Generally, the sphingolipid metabolism represents a target with great therapeutical potential (Modrak et al. 2006; Huwiler and Pfeilschifter 2006). Especially the modulation of intracellular levels of ceramide and S1P holds interesting options since they are critically important for response to chemotherapy. Thus coadministration of ceramide and chemotherapeutic agents have been studied in mice (Devalapally et al. 2007). Ceramide levels have also been targeted by ceramide analogs (Struckhoff et al. 2004; Dahm et al. 2008), inhibition of CERK (Saxena et al. 2008; Lamour and Chalfant 2008) and glucosylceramide synthase (Gouaze et al. 2005; Gouaze-Andersson et al. 2007; Liu et al. 2008). S1P signaling has been targeted by monoclonal anti-S1P antibodies (Visentin et al. 2006) and inhibitors of sphingosine kinase as well as S1P receptor agonists (see Takabe et al. 2008; Shida et al. 2008). In addition small interfering RNAs against Gangliosid GD3 synthase were shown to reduce tumor growth in mice (Ko et al. 2006).

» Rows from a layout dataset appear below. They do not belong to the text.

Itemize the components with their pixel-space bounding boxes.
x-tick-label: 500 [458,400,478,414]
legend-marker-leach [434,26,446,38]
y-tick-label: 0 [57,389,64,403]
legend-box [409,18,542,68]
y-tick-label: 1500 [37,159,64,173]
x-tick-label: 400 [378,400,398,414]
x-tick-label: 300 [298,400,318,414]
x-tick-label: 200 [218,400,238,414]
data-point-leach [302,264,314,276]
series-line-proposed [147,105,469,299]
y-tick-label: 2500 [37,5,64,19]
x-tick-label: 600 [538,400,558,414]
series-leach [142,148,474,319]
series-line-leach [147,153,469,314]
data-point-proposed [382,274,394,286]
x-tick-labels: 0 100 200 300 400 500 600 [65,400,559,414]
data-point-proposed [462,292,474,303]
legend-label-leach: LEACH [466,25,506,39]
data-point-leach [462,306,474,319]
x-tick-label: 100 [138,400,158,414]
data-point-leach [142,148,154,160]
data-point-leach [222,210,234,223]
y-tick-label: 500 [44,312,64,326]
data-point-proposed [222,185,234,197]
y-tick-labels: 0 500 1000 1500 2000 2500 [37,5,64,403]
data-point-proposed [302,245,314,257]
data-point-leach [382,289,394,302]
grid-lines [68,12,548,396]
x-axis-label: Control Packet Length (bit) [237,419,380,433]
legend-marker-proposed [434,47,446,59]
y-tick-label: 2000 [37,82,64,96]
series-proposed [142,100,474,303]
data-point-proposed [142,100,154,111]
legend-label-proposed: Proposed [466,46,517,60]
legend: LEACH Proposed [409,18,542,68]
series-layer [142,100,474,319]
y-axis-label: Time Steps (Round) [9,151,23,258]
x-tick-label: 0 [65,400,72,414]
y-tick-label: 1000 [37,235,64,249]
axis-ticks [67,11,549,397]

In summary, our data demonstrate that expression of UGT8, CERK and ST8SIA has a prognostic impact in breast cancer and depends on ER status. These results are in line with in vitro and in vivo data demonstrating an important role of sphingolipids in various cancers. Investigation of a predictive value of markers from the sphingolipid metabolism for specific therapeutic approaches is still pending and should be a goal for future work. Moreover, development of new immune modulating therapies including a-galactosylceramide or GD3-ganglioside could offer additional treatment options in specific subgroups of breast cancer patients.